Si son long-métrage dérange à ce point, c’est justement parce qu’il confronte le spectateur à une culpabilité nationale difficile à admettre. À la lumière de cet angle de lecture, la démarche du cinéaste est limpide. Il ravive les mémoires traumatiques d’un pays cherchant à idéaliser son passé. De manière là encore métaphorique, Dandieu est un personnage qui ne vit plus qu’à partir de bribes de souvenirs. Même après avoir commis des meurtres barbares, il s’enfermera dans une bulle factice. En plein déni, il préfère se remémorer le passé comme une image naïve et figée.
La Déshumanisation de la Guerre
Le film dénonce la déshumanisation de la guerre et les atrocités commises par les nazis.
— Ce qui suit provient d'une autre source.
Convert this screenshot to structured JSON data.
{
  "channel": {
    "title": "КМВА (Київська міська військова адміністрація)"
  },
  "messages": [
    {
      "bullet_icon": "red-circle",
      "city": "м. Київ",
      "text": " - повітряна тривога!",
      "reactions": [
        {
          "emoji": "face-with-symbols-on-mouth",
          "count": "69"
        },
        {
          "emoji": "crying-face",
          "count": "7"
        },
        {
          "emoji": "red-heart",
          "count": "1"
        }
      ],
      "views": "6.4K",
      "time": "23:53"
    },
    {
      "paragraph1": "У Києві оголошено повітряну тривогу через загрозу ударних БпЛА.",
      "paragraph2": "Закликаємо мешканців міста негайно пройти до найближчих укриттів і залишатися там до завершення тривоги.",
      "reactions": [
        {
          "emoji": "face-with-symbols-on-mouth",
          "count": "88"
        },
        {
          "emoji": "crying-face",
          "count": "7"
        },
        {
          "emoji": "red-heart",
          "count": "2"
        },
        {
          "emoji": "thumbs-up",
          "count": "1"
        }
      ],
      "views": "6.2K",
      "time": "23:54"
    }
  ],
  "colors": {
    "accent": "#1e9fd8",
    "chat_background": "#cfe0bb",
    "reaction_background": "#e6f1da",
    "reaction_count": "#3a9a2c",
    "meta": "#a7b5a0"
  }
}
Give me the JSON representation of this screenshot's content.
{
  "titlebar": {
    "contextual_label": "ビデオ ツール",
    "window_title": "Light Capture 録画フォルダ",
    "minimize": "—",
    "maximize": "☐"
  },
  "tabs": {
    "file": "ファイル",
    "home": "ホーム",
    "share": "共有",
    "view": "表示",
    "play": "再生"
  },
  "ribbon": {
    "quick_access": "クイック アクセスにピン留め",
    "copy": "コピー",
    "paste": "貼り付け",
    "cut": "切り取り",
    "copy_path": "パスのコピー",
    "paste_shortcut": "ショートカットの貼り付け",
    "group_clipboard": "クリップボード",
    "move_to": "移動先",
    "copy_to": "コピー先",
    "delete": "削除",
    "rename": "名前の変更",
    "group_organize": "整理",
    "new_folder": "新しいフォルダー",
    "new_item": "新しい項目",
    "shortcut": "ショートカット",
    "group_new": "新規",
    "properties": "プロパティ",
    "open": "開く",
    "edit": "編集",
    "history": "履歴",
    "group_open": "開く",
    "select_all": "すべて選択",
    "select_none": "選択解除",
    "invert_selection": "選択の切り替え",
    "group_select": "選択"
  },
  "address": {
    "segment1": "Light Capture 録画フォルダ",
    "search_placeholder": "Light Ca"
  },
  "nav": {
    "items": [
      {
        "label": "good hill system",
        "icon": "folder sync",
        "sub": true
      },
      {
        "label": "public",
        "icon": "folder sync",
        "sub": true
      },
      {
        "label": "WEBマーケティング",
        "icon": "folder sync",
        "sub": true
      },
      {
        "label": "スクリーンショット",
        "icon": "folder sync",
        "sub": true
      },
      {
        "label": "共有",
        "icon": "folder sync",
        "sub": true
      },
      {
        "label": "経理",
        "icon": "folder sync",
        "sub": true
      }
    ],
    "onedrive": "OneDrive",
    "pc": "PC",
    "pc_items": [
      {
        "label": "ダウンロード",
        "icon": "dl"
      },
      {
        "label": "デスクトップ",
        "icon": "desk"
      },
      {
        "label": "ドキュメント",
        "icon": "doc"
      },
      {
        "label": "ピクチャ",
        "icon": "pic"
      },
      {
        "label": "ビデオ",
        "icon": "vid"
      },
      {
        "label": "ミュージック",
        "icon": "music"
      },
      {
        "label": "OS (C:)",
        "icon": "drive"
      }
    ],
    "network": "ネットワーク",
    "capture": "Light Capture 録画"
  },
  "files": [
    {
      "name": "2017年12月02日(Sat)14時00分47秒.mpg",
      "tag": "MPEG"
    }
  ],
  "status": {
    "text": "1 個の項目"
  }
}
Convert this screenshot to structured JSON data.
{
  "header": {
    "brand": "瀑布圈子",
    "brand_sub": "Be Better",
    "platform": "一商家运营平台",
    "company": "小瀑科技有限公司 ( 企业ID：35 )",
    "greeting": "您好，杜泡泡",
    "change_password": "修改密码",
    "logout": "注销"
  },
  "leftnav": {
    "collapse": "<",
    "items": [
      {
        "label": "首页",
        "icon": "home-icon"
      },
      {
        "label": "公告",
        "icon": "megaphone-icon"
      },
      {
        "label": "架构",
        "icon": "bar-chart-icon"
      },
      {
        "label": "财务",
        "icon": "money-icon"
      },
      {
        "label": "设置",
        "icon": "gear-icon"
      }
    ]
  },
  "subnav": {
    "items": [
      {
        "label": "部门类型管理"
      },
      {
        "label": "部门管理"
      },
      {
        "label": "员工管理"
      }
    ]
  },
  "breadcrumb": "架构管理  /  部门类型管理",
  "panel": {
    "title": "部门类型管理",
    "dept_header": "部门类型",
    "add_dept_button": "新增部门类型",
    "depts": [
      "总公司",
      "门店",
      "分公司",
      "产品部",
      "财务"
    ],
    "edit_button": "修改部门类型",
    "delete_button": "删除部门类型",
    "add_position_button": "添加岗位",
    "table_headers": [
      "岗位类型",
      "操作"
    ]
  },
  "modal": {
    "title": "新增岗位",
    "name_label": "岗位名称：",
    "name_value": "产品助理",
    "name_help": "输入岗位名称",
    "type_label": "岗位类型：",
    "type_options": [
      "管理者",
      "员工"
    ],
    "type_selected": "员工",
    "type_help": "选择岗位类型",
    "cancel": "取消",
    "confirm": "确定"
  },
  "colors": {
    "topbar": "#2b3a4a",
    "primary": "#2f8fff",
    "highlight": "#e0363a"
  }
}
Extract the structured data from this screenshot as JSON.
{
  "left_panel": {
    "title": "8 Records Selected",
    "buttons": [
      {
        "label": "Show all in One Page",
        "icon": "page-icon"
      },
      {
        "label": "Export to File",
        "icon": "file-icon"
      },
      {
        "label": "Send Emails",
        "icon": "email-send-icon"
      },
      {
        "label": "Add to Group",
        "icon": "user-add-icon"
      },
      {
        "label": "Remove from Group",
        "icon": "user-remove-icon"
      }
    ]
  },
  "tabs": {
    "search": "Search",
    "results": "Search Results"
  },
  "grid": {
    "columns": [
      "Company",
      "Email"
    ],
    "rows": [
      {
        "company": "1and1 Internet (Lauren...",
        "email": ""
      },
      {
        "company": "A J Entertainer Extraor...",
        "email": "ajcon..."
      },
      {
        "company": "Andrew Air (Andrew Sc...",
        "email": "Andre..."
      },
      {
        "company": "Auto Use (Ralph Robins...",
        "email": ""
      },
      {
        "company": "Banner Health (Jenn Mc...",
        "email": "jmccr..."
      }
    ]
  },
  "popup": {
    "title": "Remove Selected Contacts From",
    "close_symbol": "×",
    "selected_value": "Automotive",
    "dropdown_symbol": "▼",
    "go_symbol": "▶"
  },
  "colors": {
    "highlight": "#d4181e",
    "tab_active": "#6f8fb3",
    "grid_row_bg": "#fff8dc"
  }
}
Il montre comment la violence peut transformer les hommes en monstres et comment la guerre peut détruire les familles et les communautés.
Au-delà d’une histoire de vengeance, on assiste à l’histoire d’un pays qui doit sacrifier une tradition désuète et ancrée dans le passé. Le long-métrage semble d’ailleurs se demander comment croire dans le Bien absolu après avoir assisté au pire de l’horreur humaine. Une thématique qui habitera le cinéma et la littérature d’après-guerre.